The mastery nature of this play means that what she is doing is something that her brain was essentially demanding that she do.  It was time for her to learn something new, in this case I believe it specifically has to do with listening to what an authority figure says, and doing something different. Her sudden move to her big bed is probably related.  She’s ready for some more independence. In one way, I’m not thrilled that her brain has decided that it’s time for this learning, but at the same time I know that gradually moving towards autonomy is what growing up is all about. It’s a long slow process of Cat disconnecting from us and becoming her own person. And the choice I have is not a choice between her learning this autonomy (or defiance) and not learning it. The choice I have is between her going the ‘wrong’ way around the house versus engaging in ‘wrong’ behaviors, like hitting me and screaming for candy.   And I’ll happily play the ‘surprise!’ game for a few hours a day in exchange for peace the rest of the time. Eventually she’ll move on from this mastery stage, with a new tool in her tool box. One that she needs, whether I like it or not.

One shortcoming of the positive discipline process is that it is intensely personalized.  My solution to Cat’s defiant behavior ended up being a game where she ‘surprised’ me on her bike.  It is unlikely that another situation of defiance would be helped by that precise solution. In cases of professional intervention for serious behavior problems, it is normal for the first step to be a solid two weeks or more of nothing but observation, so the behavior specialist can thoroughly understand all aspects of the situation and correctly identify the need being expressed.  

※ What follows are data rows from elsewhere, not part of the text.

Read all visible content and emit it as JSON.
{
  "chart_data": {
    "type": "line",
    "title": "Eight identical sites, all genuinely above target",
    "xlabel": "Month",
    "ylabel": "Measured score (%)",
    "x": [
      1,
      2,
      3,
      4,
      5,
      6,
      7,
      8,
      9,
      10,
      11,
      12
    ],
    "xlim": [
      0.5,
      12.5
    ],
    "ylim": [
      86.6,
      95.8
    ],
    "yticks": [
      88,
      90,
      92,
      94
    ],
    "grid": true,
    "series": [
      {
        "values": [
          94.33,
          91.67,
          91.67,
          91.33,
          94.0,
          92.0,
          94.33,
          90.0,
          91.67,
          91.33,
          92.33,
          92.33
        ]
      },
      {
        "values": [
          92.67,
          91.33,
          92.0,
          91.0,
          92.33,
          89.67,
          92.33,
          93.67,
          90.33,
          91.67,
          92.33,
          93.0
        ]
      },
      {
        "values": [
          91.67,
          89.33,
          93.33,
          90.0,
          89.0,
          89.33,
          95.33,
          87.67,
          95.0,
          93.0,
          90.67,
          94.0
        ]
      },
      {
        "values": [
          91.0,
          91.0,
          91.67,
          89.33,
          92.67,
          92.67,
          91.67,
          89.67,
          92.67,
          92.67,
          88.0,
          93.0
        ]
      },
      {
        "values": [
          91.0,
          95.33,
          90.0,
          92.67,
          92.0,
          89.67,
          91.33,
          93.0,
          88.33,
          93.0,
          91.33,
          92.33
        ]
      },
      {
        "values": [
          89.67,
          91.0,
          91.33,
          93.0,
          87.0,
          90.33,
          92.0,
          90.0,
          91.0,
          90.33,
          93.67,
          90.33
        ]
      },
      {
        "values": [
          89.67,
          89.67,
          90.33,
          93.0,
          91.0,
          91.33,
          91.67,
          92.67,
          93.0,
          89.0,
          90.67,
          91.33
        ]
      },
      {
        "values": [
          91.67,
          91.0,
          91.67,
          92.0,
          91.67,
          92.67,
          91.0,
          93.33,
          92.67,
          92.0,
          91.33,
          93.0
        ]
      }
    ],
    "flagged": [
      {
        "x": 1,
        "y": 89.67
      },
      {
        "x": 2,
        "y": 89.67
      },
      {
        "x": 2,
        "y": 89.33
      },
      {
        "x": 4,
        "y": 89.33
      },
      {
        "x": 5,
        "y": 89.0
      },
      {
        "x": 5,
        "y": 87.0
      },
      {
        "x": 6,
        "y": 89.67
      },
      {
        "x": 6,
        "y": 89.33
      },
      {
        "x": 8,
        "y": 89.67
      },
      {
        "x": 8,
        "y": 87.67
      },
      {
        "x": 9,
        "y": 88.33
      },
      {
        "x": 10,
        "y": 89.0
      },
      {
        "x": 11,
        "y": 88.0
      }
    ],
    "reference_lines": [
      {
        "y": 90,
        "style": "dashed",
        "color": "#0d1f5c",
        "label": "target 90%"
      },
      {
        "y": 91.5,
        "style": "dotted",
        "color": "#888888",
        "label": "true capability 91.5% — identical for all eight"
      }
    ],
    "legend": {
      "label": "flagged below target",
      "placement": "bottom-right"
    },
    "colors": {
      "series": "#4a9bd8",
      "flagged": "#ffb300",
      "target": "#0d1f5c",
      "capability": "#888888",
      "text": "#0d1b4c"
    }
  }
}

But punishment systems suffer from the same problem.  Let’s say a child has a biting problem.  Definitely an unacceptable behavior, but not one with a single solution.  Putting a child on time out for biting might help, but it’s just as likely to do nothing, or make the problem worse.  The child is biting for a reason. In one way or another, biting is meeting a real need.  Punishment paradigm says the answer lies in making the punishment for biting more and more painful until the child cares more about that pain than about the need that is motivating him to bite.  This can lead to abuse.  It can lead to the problem worsening, or transitioning into something worse.  Identifying the need driving the behavior and finding a good solution takes effort and work, each and every time, but the peace at the end of the process is always worth it.